1Was das Verstehen dieser unbewussten Vorgänge anbelangt, hat die Hirnforschung der jüngeren Zeit manch Neues beigetragen. Gerald Hüther (2005) lieferte eine sehr hand-habbare und plastische Aufbereitung der wichtigsten Forschungsergebnisse, die für die Praxis des Coachings und Selbstcoachings von Belang sind.
2Einige Schulen, die sich in besonderer Weise mit Körpersprache beschäftigen, fokussieren auf die Bemühung dahinterzukommen, was die Person »eigentlich« meint. Dazu werden Körpersignale unbewussten Botschaften zugeschrieben. Hier ist z. B. das NLP schon früh zu einem beachtlichen diagnostisch-methodischem Wissen vorgedrungen. Zu erwähnen sei hier auch das Körpersprache-Alphabet von Keith Johnstone (1993), das auf verblüffende Weise über die unbewussten Körperinszenierungen der Macht Auskunft gibt. Die Skepsis diesen Ansätzen gegenüber beruht darauf, dass sie ein recht starres Deutungsschema nahelegen.

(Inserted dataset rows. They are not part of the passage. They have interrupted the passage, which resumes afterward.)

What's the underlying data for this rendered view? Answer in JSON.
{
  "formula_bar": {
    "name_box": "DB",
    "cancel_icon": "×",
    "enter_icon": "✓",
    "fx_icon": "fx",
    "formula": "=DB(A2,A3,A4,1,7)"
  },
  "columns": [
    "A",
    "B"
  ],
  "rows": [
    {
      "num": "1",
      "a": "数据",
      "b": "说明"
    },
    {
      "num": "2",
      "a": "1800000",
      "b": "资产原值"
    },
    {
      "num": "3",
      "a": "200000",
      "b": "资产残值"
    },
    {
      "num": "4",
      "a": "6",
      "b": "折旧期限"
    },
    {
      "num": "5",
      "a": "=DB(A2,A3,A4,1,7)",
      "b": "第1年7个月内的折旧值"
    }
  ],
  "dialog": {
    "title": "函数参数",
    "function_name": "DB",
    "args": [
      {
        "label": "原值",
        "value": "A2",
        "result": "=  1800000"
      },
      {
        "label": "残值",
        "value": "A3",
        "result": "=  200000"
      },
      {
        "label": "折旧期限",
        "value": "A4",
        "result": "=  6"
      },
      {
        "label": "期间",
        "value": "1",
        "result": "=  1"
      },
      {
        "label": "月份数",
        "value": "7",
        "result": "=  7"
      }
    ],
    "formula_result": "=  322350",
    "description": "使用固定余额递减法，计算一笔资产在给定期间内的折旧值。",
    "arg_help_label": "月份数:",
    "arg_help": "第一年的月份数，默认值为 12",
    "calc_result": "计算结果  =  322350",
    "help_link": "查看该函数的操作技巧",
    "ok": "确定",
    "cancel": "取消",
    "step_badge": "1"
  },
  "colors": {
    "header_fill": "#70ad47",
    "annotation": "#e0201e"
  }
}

3Bion (2009) nennt diesen Vorgang »Rêverie«, Träumerei. Ein zauberhafter Begriff. Er indiziert einen tagtraumähnlichen Zustand, der möglich macht, das Unbewusste der beiden Rollenträger in Resonanz zu bringen. Nota bene: »Rêverie« kann aber auch »Einbildung« heißen!
4An dieser Stelle ist es ratsam, sich auf Daniel Kahnemann (2012) zu beziehen. Er ist als der nüchterne Magier der Kognitionspsychologie sozusagen alternativlos.